【名作漫画】『まんが道』に見るフリーランスのリアルな実態【藤子不二雄A】
昔から繰り返し読んでいるバイブル的な漫画作品があるという人も多いと思いますが、僕の場合は藤子不二雄A先生の『まんが道』がそれに当たります。
つい最近も全巻を一気に読んだばかりで、読んだ後は不思議と創作意欲が湧いてくるので、人生の節目や仕事が一段落した時に折に触れて読んでいる作品です。
実は『まんが道』に描かれている内容はフリーランスの生活そのもので、フリーランスで仕事をしている人であれば共感できる場面がたくさん登場します。

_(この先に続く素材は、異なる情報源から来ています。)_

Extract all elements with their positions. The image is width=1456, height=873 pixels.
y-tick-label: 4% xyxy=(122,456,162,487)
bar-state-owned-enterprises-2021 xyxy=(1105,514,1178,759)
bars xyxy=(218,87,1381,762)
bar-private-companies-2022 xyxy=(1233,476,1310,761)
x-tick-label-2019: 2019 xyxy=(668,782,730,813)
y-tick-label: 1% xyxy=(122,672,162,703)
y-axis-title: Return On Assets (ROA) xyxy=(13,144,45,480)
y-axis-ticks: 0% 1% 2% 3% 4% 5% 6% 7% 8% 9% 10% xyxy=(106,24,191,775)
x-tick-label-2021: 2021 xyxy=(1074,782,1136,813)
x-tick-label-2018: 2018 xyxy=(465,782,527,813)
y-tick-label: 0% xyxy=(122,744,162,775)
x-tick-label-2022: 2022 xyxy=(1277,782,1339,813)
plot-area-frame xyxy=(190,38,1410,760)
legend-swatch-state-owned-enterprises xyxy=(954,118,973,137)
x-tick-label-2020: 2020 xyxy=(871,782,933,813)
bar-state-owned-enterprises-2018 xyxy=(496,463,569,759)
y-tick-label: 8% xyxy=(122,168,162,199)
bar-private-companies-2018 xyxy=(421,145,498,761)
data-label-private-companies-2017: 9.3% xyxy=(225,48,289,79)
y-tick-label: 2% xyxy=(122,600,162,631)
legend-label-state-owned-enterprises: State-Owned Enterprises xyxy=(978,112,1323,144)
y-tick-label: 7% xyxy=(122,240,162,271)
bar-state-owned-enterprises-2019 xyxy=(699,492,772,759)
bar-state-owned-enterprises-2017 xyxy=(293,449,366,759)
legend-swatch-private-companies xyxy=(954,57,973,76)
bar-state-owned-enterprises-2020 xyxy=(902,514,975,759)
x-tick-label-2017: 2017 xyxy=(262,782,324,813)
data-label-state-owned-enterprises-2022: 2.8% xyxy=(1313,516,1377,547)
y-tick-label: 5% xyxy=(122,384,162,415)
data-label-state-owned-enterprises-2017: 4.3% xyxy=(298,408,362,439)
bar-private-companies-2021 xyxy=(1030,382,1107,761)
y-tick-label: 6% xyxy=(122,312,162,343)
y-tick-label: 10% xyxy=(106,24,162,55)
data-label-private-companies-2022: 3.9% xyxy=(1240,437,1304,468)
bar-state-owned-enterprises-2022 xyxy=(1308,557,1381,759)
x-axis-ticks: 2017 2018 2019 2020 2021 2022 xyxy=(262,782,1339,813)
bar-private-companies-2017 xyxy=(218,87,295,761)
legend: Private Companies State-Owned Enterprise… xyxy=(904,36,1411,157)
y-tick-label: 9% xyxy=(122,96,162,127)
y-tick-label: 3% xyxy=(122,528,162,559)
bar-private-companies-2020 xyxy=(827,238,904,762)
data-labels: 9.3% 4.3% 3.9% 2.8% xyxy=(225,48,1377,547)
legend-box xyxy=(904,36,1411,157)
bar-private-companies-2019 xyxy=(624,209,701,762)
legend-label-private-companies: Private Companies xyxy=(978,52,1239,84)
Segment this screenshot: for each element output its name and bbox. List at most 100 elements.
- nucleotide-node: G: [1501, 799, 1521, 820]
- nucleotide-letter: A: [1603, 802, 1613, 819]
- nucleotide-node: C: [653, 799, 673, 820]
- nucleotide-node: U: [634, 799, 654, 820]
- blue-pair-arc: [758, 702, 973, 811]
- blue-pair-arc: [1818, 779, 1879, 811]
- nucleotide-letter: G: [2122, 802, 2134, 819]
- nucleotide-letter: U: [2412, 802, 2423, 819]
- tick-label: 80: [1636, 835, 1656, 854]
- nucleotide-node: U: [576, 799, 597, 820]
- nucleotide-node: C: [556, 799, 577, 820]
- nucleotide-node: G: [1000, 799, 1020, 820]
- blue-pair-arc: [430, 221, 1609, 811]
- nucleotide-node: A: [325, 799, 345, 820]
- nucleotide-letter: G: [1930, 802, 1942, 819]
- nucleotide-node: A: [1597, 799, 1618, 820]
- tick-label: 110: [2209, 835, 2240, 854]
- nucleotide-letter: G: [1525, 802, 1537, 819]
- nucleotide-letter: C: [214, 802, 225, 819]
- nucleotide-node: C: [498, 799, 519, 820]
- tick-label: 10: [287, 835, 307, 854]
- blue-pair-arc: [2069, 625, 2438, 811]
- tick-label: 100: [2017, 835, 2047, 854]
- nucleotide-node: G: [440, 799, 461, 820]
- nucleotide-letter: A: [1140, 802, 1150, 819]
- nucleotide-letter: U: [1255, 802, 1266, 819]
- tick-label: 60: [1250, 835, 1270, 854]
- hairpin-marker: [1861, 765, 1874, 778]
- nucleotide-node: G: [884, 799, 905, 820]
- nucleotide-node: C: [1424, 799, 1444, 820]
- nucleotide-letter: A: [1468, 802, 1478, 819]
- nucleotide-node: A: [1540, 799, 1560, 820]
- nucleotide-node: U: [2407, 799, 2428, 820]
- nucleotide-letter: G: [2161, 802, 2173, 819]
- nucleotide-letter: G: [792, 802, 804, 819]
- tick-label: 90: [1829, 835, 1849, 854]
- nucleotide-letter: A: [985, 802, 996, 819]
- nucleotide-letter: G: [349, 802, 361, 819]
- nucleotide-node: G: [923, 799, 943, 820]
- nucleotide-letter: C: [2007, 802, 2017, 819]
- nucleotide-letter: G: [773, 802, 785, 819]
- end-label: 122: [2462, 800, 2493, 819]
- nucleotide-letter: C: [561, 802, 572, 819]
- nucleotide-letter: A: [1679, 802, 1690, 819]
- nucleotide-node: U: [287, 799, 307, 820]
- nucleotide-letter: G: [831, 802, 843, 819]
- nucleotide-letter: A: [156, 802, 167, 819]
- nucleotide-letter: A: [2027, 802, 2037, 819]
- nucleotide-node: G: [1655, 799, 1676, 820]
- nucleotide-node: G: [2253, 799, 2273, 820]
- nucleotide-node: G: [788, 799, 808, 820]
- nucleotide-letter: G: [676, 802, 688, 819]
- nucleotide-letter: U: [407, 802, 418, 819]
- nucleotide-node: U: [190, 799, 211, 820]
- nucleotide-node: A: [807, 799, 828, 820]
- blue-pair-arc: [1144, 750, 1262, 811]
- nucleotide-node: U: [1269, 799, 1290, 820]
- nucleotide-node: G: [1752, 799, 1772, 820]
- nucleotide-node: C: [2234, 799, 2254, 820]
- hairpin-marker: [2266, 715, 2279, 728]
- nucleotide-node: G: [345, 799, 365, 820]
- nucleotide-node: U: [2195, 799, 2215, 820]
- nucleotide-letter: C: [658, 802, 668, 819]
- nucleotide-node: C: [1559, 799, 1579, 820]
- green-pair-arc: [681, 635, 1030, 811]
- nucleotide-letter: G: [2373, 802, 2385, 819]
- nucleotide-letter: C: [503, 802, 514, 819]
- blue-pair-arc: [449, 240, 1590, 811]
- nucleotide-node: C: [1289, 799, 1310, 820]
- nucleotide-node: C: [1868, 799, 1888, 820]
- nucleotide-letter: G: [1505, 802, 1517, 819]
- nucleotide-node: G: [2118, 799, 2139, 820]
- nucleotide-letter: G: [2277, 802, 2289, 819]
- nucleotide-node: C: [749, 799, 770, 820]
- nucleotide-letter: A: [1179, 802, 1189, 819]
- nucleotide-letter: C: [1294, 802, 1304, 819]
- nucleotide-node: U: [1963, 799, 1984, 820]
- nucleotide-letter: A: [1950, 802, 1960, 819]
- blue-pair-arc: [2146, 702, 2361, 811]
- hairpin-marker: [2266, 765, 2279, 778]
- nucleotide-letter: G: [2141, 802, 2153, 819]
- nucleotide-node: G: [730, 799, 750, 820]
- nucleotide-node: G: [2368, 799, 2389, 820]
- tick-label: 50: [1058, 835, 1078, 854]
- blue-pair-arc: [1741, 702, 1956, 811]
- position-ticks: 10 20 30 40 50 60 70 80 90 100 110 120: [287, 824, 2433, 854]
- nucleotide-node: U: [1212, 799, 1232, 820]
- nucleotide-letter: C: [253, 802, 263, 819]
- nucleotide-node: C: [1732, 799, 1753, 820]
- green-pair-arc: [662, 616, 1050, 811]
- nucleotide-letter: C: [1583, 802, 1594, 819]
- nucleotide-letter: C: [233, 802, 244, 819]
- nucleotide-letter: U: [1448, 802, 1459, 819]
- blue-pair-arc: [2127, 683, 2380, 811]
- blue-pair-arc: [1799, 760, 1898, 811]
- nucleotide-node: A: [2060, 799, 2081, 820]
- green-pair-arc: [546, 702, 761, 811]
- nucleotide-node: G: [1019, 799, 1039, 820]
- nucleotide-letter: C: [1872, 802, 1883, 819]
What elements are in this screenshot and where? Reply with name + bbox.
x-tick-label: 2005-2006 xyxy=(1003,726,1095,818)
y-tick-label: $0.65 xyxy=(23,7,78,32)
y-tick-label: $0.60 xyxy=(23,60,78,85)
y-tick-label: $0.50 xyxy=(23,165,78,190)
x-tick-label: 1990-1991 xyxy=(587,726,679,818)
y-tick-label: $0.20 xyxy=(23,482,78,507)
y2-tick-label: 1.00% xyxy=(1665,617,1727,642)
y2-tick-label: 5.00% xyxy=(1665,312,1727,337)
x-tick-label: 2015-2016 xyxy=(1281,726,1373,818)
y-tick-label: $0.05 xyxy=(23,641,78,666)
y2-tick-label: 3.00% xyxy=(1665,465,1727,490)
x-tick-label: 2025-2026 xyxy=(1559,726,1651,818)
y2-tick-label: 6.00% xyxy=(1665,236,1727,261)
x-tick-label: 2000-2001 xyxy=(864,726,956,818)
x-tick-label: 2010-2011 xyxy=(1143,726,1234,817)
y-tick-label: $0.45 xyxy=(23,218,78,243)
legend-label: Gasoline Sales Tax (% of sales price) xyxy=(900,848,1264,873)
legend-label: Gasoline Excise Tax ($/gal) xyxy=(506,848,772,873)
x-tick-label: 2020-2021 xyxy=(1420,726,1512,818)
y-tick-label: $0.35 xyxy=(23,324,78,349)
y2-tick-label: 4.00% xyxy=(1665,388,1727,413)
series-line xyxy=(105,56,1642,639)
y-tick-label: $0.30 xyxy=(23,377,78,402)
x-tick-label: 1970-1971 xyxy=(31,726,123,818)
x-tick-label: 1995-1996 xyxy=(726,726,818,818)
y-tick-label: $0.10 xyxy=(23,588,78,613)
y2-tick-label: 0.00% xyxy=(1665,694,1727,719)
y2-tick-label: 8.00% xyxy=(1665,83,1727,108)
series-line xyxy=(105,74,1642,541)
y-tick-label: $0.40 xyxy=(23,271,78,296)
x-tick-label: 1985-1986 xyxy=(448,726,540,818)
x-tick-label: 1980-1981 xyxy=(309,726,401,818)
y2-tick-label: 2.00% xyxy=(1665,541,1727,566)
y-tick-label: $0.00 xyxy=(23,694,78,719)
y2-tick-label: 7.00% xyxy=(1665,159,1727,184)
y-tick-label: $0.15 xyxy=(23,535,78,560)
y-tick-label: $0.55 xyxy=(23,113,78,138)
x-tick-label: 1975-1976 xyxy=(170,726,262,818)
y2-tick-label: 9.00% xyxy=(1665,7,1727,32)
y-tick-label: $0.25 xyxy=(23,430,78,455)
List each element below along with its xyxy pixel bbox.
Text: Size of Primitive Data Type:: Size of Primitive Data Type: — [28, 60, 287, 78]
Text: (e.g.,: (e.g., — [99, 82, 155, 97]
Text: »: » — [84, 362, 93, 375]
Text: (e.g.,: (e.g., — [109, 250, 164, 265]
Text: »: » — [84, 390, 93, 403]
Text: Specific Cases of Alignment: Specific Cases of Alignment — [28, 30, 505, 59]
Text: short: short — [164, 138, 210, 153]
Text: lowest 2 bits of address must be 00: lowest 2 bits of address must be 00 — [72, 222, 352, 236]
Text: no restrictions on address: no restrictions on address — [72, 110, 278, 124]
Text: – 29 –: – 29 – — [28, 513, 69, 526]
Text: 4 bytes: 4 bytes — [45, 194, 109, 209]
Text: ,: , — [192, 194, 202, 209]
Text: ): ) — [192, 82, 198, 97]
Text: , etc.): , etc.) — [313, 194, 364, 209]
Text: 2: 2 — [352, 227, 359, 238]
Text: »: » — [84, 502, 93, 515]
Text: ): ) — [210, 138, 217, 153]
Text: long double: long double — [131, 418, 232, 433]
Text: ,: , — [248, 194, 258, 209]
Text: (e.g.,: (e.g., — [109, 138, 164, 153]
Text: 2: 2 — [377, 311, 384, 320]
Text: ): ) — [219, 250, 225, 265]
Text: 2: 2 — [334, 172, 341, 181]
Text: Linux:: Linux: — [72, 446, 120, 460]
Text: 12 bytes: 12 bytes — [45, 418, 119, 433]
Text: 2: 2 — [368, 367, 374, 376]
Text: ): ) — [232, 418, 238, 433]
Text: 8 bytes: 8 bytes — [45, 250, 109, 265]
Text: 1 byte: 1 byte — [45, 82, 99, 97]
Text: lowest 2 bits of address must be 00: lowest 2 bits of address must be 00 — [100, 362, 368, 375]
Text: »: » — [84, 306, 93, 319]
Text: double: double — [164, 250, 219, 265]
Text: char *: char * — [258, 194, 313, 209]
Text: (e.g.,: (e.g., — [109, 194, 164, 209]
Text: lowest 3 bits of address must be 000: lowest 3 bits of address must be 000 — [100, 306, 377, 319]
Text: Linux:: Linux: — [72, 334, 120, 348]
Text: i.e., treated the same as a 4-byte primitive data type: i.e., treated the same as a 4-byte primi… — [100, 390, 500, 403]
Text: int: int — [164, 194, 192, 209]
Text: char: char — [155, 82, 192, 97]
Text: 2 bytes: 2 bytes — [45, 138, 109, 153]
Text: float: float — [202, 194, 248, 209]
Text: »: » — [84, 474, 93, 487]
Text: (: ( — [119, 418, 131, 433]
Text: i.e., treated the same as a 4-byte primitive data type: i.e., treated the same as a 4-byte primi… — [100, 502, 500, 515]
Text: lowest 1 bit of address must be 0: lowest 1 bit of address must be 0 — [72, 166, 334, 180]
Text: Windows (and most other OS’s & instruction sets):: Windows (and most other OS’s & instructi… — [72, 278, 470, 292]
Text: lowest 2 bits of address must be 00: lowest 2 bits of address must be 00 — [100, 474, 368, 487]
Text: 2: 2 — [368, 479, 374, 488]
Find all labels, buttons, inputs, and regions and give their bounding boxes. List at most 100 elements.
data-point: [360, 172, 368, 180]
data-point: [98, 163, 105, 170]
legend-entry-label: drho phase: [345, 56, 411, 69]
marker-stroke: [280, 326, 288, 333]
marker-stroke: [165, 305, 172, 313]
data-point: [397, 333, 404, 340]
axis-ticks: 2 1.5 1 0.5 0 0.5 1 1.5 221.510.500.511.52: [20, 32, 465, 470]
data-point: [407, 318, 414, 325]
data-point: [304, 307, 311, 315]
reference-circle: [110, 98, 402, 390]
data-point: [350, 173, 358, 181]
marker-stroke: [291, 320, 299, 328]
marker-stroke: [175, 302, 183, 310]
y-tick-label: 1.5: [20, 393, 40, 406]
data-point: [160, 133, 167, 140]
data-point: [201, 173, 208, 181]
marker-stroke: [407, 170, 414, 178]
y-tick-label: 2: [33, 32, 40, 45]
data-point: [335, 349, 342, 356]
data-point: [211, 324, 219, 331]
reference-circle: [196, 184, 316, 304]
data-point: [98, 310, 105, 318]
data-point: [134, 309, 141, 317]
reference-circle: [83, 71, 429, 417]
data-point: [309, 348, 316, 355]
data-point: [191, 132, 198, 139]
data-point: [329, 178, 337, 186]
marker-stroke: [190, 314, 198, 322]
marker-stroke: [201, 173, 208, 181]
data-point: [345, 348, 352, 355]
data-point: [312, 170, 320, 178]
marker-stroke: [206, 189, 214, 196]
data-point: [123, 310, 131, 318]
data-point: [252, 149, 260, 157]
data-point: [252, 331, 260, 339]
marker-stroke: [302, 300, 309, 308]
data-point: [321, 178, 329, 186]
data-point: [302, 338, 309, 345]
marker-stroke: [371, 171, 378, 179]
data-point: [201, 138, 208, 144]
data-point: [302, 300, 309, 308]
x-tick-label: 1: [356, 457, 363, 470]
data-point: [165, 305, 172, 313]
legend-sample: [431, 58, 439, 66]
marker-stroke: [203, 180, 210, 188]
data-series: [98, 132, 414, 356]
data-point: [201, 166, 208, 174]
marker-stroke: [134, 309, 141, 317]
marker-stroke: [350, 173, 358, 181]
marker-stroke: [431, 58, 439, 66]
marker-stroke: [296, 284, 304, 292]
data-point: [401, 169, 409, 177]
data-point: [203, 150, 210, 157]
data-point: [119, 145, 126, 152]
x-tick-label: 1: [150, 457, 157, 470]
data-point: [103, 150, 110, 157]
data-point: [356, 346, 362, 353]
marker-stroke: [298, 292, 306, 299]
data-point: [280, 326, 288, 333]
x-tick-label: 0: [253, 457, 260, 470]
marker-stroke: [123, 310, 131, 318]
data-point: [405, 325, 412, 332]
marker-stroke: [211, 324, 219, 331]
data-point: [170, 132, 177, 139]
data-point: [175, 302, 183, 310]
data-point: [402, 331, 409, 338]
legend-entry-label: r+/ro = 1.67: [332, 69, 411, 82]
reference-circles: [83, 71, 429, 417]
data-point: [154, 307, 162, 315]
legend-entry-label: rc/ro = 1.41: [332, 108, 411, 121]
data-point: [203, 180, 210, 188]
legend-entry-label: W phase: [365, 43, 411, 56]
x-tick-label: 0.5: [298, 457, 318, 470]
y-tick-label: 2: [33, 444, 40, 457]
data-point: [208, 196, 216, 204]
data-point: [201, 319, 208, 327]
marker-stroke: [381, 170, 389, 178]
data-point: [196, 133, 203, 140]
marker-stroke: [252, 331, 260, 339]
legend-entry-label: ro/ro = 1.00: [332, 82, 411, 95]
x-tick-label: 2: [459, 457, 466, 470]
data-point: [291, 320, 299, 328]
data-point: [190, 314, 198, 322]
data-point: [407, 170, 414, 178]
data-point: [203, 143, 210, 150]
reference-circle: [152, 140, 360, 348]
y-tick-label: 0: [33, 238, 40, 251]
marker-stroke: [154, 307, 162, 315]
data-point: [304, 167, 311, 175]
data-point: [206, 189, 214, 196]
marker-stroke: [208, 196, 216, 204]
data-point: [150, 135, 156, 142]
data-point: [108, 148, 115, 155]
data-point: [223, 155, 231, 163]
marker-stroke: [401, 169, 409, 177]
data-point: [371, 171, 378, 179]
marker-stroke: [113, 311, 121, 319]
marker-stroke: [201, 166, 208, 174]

今回は、いかに『まんが道』がフリーランスのリアルな実態を表しているかを紹介します。
『まんが道』とは
藤子不二雄Aが描く、藤子不二雄の自伝的な青春長編漫画です。掲載誌が変わりながら連載は43年間にわたって続き、2013年に完結しました。1986年にはNHKでドラマ化されています。
満賀道雄と才野茂の出会いから始まり、少年時代~トキワ荘時代が描かれ、内容や登場人物などはほぼノンフィクションですが、若干アレンジが加えられています。
映像で見る『トキワ荘』
仕事を受けまくる
仕事中の散歩
『まんが道』では、仕事のアイデアを練るために散歩をする光景が頻繁に見られます。
たしかに漫画家のようなクリエイティブな仕事の場合、机に向かっているだけではいいアイデアは浮かばないので、気分を変えるため散歩に行くのは理にかなっていますが、この気軽さはフリーランスならではだと思います。
『まんが道』における散歩の光景は一見すると気軽に見えますが、完成までの過程は関係なく結果さえ出せばいいというフリーランスの実力主義の実態がリアルに表現されていると思います。
お金の描写
『まんが道』では、しばしばお金の話題が登場します。
藤子不二雄は故郷の富山県高岡市で漫画を描いていた頃から、雑誌の漫画賞に応募して賞金稼ぎをしており、2人の名義で預金通帳を作り貯金額が増えていく様子は、漫画で稼いでいるというリアルさが伝わってきました。
また、上京して漫画家になってからは、各雑誌から現金書留が郵送されたり、源泉徴収されたギャラを直接受け取る描写がとてもリアルで、当時の漫画家の生活実態が垣間見れます。
食事の風景
『まんが道』では食事の場面が頻繁に登場します。
ラーメン屋「松葉」のラーメン、カレー、自炊、チューダーパーティー、和食、洋食、お菓子などバラエティ豊かで、『まんが道』と食事は切っても切り離せません。
食事シーンの多さは、漫画制作は体力勝負であり、食事が重要な気分転換のひとつだったことがうかがえます。
まとめ
『まんが道』は藤子不二雄の自伝としてだけでなく、フリーランスの人なら共感する場面がたくさん登場し、当時の漫画家のリアルな実態がわかります。
『まんが道』では、満賀と才野が漫画家という夢に向かって一心不乱に突き進みますが、その姿に自分を重ねることで当時の漫画家の生活が追体験できる素晴らしい作品です。